Las peatonalizaciones han venido para quedarse. Se trata sin duda de una de las enseñanzas más radicales que los gobernantes locales deben obtener del azote de la pandemia: para garantizar el distanciamiento social hay que abrir nuevos espacios amplios a los peatones. Pierde el tráfico, gana el medio ambiente urbano; menos coches, menos contaminación.

Que el peatón reconquiste la ciudad puede generar confusión y polémica.
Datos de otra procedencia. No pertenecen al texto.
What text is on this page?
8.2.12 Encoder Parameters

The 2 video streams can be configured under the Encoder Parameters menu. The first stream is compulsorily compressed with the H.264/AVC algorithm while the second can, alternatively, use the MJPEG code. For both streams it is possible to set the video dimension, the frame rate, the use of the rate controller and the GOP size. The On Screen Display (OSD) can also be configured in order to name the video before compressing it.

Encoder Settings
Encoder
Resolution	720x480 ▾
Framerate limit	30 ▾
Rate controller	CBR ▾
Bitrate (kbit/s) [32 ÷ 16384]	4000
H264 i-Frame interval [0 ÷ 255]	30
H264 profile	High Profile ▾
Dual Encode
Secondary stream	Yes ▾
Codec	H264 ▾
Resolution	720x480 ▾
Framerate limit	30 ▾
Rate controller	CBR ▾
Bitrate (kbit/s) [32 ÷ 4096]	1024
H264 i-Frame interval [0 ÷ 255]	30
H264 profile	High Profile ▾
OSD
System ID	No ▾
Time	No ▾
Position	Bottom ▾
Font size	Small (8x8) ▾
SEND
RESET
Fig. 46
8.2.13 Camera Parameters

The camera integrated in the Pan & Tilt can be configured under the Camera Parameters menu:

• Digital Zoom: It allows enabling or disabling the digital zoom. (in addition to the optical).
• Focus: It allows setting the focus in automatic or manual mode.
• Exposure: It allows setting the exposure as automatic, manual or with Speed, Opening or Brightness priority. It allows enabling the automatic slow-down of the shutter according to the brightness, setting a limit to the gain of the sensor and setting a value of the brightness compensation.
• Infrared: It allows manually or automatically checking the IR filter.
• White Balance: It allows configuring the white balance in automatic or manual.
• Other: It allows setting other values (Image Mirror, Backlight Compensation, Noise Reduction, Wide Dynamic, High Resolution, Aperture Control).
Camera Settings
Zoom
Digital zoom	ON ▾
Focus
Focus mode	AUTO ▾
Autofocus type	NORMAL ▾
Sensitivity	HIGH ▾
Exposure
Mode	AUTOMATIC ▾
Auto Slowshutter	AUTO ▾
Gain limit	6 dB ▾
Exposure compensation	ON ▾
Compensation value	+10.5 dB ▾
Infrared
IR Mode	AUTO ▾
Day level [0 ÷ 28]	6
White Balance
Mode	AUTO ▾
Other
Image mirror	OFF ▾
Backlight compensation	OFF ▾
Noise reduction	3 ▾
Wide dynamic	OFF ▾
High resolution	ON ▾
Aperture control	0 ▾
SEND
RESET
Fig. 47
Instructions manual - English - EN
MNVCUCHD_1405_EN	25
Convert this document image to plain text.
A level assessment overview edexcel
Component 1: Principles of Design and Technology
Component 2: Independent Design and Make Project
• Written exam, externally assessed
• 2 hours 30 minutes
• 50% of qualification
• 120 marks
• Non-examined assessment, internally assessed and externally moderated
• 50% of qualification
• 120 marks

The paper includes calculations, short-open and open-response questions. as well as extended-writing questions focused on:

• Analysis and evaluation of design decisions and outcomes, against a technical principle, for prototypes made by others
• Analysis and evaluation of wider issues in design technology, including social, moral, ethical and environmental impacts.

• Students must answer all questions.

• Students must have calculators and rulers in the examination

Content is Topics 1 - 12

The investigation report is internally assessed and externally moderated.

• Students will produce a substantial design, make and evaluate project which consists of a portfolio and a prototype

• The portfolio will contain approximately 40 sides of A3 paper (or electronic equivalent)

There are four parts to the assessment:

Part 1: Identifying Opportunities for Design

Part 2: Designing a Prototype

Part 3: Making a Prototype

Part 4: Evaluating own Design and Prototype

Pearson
En esta ocasión, los urbanistas de la sostenibilidad cuentan con un aliado primordial: la necesaria preservación de la salud. Ciudades más saludables, con más recorridos a pie y en bicicleta, se convierten en escenarios afines en la batalla contra el virus y como cortafuegos de enfermedades frecuentes de nuestro tiempo: la obesidad, la diabetes y las dolencias cardiovasculares.

Aparte de la reducción de la contaminación, se contabilizan otras ventajas a la hora de extender las peatonalizaciones: mejoran la seguridad vial, la movilidad de los peatones y la calidad de vida de los residentes, y tienen un impacto favorable sobre el comercio. Los alcaldes, cuya gestión de cercanía los ha convertido en los campeones de la crisis del covid-19, deben convertir en duraderas soluciones eficientes que se han tomado de manera provisional. Pero aumentar el número de calles peatonales requiere orden y planificación: se convertirá en medida efectiva se si considera no un fin en sí misma sino una herramienta integrada en una amplia estrategia de nueva movilidad.